Eines Abends, Lyssa hatte es sich mit einem Buch bequem gemacht während Ron und Hermine Schach spielten, kam Harry völlig verstört vom Quidditch-Training zurück. "Snape macht beim nächsten Spiel den Schiedsrichter", verkündete er flüsternd. Lyssa runzelte die Stirn. Dass Hauslehrer Schiedsrichter sein durften, sofern das eigene Haus nicht spielte, war ihr zwar bekannt, aber dass Snape Ambitionen in diese Richtung hatte, war ihr völlig neu.
Ihre Gedanken wurden von Neville gestört, der gerade durch das Porträtloch kletterte. Oder eher, fiel. Seine Beine waren, eindeutig der Beinklammer-Fluch, zusammengeklemmt und so wie er schwitzte, schien er schon eine ganz schöne Strecke hüpfend zurückgelegt zu haben. Um sie herum brach leises Gelächter aus, aber Lyssa zog lieber ihren Zauberstab und sprach den Gegenspruch. Neville zitterte, als er sich hochrappelte und sich auf einen Sessel fallen ließ.
"Was ist passiert?", wollte Hermine wissen.
"Malfoy", antwortete Neville. "Ich hab ihn vor der Bibliothek getroffen. Er sagte, er würde jemanden suchen, bei dem er diesen Fluch üben könnte."
Gegen ihren Willen musste Lyssa grinsen, das sah ihrem Bruder ähnlich. Aber ausgerechnet bei Neville? Lyssa musste dringend nochmal mit ihm sprechen, was sein Verhalten gegenüber ihren Freunden betraf.
Die anderen überhäuften Neville mit Ratschlägen, aber Lyssa, die nicht wirklich wusste, was sie sagen sollte, kramte lieber eine Handvoll Schokofrösche aus einer ihrer Umhangtaschen und reichte sie Neville.
"Danke", murmelte der schwach, steckte sich einen Frosch in den Mund und gab Lyssa die Karte. Sie sah auf den Text, wie immer seit sie lesen konnte. Ein Name sprang ihr sofort ins Auge. "Leute, das werdet ihr nicht glauben!", flüsterte sie aufgeregt und las vor: "Professor Dumbledores Ruhm beruht vor allem auf Sieg über den schwarzen Magier Grindelwald im Jahre 1945, auf der Entdeckung der sechs Anwendungen für Drachenmilch und auf seinem Werk über Alchemie, verfasst zusammen mit seinem Partner Nicolas Flamel."
Hermine sprang auf. "Wartet hier", sagte sie aufgeregt und rannte die Treppe zu ihrem Schlafsaal hinauf. Kurz darauf kam sie schon wieder zurück, ein dickes Buch in der Hand. "Ich hab einfach nicht daran gedacht, hier drin nachzuschauen.

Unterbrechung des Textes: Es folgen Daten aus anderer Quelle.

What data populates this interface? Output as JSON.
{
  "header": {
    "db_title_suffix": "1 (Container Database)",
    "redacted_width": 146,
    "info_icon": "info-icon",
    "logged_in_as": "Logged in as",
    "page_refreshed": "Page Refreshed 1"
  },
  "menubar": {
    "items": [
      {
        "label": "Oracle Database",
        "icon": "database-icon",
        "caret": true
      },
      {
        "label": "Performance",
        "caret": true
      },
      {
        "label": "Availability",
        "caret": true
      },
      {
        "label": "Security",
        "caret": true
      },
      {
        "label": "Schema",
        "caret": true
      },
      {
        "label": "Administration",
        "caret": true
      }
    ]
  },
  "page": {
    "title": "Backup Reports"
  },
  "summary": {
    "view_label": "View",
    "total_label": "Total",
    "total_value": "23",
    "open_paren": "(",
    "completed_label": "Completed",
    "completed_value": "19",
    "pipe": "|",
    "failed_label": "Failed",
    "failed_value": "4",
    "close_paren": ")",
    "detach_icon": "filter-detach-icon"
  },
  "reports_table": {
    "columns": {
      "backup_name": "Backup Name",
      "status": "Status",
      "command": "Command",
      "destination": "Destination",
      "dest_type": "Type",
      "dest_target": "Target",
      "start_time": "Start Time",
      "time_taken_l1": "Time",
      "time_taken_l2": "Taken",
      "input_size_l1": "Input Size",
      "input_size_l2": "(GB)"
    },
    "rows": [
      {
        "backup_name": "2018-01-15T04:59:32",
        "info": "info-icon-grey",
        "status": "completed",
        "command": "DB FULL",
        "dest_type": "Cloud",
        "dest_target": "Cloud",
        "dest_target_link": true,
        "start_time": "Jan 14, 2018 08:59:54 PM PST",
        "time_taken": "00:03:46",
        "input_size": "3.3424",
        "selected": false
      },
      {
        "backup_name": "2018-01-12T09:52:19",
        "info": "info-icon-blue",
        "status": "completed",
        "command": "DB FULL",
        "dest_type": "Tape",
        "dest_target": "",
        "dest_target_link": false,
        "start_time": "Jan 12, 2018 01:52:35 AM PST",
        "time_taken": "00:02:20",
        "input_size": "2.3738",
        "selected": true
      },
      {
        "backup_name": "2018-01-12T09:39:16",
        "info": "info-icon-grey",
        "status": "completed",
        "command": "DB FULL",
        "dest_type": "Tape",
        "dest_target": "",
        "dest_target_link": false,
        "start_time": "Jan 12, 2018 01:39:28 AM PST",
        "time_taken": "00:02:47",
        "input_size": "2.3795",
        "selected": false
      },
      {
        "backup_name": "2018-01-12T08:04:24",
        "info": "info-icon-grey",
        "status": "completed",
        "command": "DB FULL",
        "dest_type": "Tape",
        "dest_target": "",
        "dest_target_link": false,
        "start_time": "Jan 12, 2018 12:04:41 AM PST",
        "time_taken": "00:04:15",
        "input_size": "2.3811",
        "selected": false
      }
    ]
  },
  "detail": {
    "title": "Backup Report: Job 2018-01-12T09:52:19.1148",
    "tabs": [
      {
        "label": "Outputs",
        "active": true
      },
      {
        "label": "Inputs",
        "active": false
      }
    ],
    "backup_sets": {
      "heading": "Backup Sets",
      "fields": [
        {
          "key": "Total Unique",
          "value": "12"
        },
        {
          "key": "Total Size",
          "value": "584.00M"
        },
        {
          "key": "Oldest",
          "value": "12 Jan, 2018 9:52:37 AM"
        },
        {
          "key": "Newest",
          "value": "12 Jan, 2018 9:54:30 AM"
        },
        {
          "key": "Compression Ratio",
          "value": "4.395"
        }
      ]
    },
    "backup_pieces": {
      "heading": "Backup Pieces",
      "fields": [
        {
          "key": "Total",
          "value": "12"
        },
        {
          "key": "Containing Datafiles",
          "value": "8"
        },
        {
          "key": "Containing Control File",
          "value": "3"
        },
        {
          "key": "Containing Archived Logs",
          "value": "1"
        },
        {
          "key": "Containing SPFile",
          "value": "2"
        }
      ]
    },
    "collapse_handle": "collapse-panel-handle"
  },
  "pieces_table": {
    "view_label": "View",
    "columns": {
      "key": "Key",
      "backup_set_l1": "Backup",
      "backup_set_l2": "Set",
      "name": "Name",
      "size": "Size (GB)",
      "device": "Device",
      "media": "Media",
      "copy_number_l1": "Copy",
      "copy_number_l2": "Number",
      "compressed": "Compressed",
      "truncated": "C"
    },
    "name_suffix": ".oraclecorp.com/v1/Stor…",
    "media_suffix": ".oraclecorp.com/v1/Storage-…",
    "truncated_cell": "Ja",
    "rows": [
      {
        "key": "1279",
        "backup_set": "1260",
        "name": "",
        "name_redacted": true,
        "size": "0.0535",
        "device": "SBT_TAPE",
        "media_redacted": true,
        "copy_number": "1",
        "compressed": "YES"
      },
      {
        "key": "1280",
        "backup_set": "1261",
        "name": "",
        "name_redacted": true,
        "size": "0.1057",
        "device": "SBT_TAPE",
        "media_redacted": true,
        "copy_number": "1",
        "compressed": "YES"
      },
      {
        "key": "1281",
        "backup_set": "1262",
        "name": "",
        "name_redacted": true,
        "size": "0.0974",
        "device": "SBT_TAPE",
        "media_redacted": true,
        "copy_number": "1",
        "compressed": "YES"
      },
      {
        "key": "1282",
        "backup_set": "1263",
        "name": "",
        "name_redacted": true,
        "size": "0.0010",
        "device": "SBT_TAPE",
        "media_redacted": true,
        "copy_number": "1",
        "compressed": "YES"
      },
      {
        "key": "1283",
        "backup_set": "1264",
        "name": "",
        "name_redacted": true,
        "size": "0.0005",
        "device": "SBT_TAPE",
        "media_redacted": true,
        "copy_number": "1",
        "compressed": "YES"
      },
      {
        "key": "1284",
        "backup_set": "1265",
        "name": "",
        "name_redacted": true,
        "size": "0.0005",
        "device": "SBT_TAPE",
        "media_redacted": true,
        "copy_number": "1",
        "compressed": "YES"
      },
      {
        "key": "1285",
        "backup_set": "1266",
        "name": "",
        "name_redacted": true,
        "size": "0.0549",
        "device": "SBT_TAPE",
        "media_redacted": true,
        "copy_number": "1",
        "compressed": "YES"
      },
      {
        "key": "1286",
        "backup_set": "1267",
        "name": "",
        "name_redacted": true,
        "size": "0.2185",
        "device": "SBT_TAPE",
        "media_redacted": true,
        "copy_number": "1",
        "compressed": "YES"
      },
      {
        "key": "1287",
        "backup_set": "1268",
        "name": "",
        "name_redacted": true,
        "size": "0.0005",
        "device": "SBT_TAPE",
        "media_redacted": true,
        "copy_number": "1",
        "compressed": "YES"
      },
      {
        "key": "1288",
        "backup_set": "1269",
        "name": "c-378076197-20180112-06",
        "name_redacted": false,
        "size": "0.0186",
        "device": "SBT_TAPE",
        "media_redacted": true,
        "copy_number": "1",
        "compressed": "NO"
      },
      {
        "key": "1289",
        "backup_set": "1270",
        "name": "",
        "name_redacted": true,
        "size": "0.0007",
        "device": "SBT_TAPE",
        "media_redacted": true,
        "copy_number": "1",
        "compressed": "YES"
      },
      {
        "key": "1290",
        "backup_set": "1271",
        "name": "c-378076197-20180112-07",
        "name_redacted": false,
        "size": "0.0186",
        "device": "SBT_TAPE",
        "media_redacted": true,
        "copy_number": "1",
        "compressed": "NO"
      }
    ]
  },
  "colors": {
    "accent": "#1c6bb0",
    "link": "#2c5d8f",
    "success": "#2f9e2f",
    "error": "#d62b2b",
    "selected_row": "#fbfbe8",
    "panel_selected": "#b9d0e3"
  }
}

Das hab ich schon vor Wochen aus der Bibliothek ausgeliehen, ein bisschen leichte Lektüre." Mit einem hörbaren Knall legte Hermine den dicken Wälzer auf den kleinen Tisch.
"Leicht?", sagte Ron ungläubig, doch mit einer schnellen Handbewegung wies Hermine ihn an, still zu sein, während sie hastig die Seiten umblätterte.
Lyssa widmete sich wieder ihrer eigenen Lektüre 'Der Heilzauber Episkey und seine Möglichkeiten'. Erst, als Hermine wieder das Sprechen anfing, sah Lyssa auf.
"Nicholas Flamel ist der einzige bekannte Hersteller des Steins der Weisen!", flüsterte Hermine aufgeregt. Lyssa klappte ihr Buch zu.
"Ist nicht wahr?!", sagte sie, im selben Moment fragten Harry und Ron synchron: "Des was?"
Lyssa verdrehte die Augen. "Ach nun hört mal, lest ihr beiden eigentlich nie?", sprach Hermine ihre Gedanken aus und schob das Buch zu den Jungs.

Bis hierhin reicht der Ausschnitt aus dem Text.